Pretrained Model Configuration#

# Model configuration
llm=Qwen/Qwen2.5-VL-7B-Instruct

Dataset Configuration#

# Dataset configuration
vln_datasets=r2r_125cm_0_30,r2r_125cm_0_45,r2r_60cm_15_15,r2r_60cm_30_30,rxr_125cm_0_30,rxr_125cm_0_45,rxr_60cm_15_15,rxr_60cm_30_30


#Naming Convention: dataset_height_pitch1_pitch2

#- **125cm / 60cm**: Agent height  
#- **0_30**: Agent pitch starts at 0° elevation shift and shifts to 30° when output ⬇️  
#- **15_15**: Agent pitch starts at 15° elevation shift and keeps 15° when output ⬇️  

Training Hyperparameters#

# Training hyperparameters
lr=2e-5                    # Global learning rate
vision_tower_lr=5e-6       # Vision encoder learning rate (slower than LLM)
batch_size=2               # Per-GPU batch size
grad_accum_steps=1         # Gradient accumulation steps
                            # Virtual batch size = batch_size × grad_accum_steps × num_gpus
max_pixels=313600          # Maximum image pixels for processing
min_pixels=3136            # Minimum image pixels

Training Architecture Parameters#

# Model architecture tuning flags
tune_mm_vision=True    # Fine-tune multimodal vision encoder
tune_mm_mlp=True       # Fine-tune multimodal MLP adapter
tune_mm_llm=True       # Fine-tune language model components

# Data augmentation and temporal processing
data_augmentation=True  # Apply data augmentation
num_history=8           # Number of historical observations (frames)
sample_step=4           # Frame sampling rate (every 4th frame)
num_future_steps=4      # Number of future steps to predict

2. Start Joint Training of System 2 and System 1#

# training system1 based on system2
sbatch ./scripts/train/base_train/qwenvl_train/train_dual_system.sh 

Pretrained Model Configuration#

# Model configuration
system2_ckpt=checkpoints/InternVLA-N1-System2

Dataset Configuration#

# Dataset configuration
vln_datasets=r2r_125cm_0_30%30,r2r_60cm_15_15%30,rxr_125cm_0_30%30,rxr_60cm_15_15%30,scalevln_125cm_0_30%30,scalevln_60cm_30_30%30

# %30 means using 30% of the data from each dataset

Training Architecture Parameters#

# Freeze System 2 weights during joint training
tune_mm_vision=False
tune_mm_mlp=False
tune_mm_llm=False

# Planning and action configuration
predict_step_num=32      # Number of predicted waypoints
pixel_goal_only=True     # Turn and stop actions are not required at this stage

# System 1 backend selection
system1=${system1}       # Supported options: nextdit_async, nextdit, navdp_async

System 1: NavDP#

This tutorial provides a detailed guide for training the NavDP policy model within the InterNav framework. It covers the training workflow, configuration and parameters, command-line usage, and troubleshooting.

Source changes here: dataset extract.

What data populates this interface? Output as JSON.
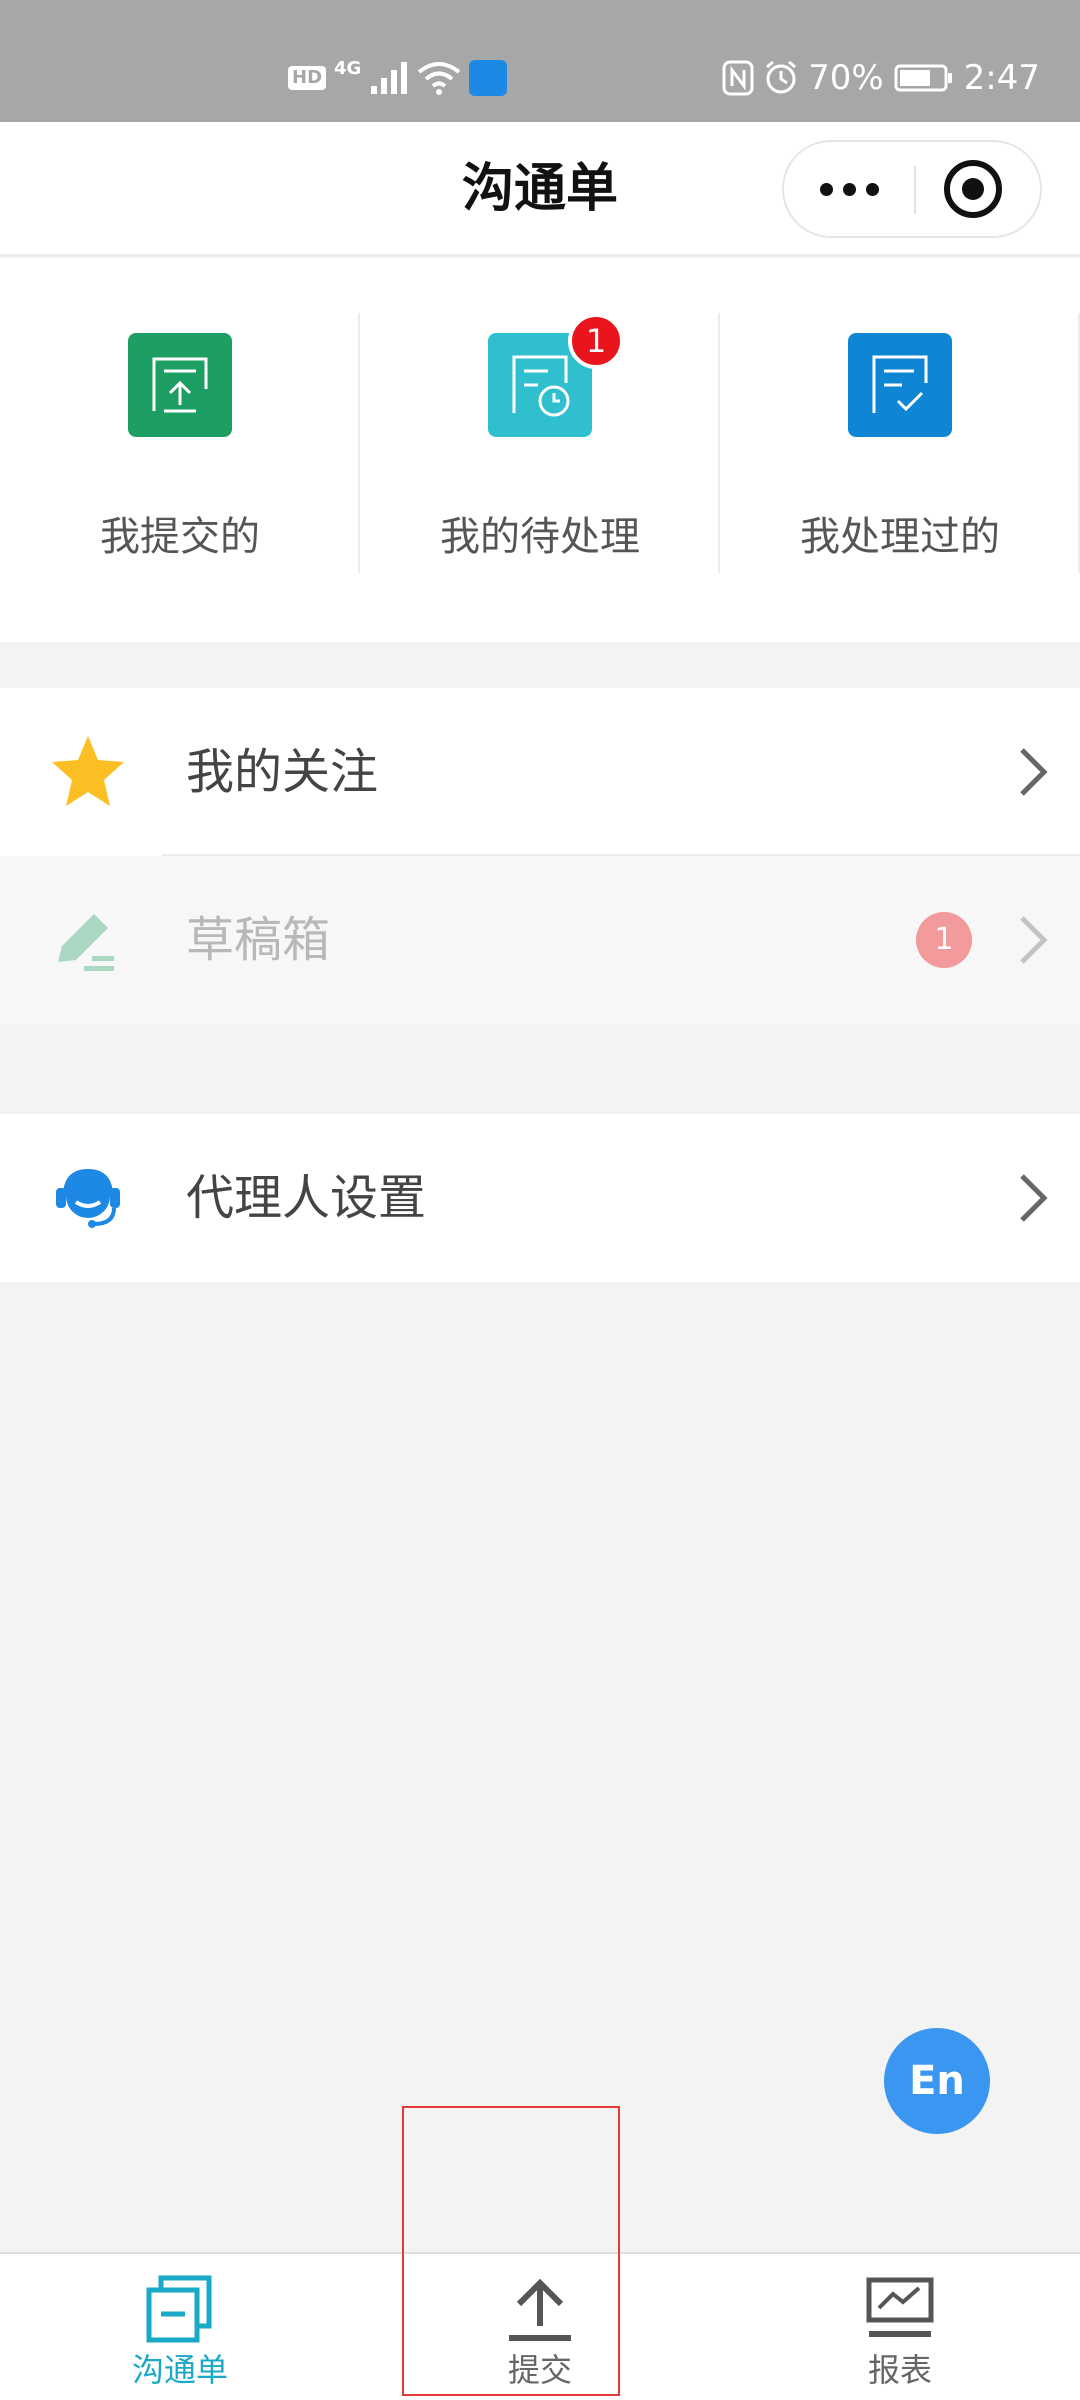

Overview of the Training Process#

The NavDP training process in InterNav includes the following steps:

  1. Model Initialization: Load NavDP configuration and initialize model structure and parameters.

  2. Dataset Loading: Configure dataset paths and preprocessing, build the DataLoader.

  3. Training Parameter Setup: Set batch size, learning rate, optimizer, and other hyperparameters.

  4. Distributed Training Environment Initialization: Multi-GPU training is supported out of the box.

  5. Training Execution: Start the main training loop, with automatic checkpointing and logging.

Quick Start#

1. Environment Preparation#

Ensure you have installed InterNav and its dependencies, and have access to a multi-GPU environment.

2. Configuration Check#

The NavDP training configuration file is located at:

InternNav/scripts/train/configs/navdp.py

You can modify parameters such as batch_size, epochs, and dataset path as needed.

3. Start Training#

Use the provided shell script for one-click startup:

cd InternNav/scripts/train
bash start_train.sh --name <experiment_name> --model navdp
  • <experiment_name>: Custom name for this experiment (e.g., 20250723_navdp_train_debug).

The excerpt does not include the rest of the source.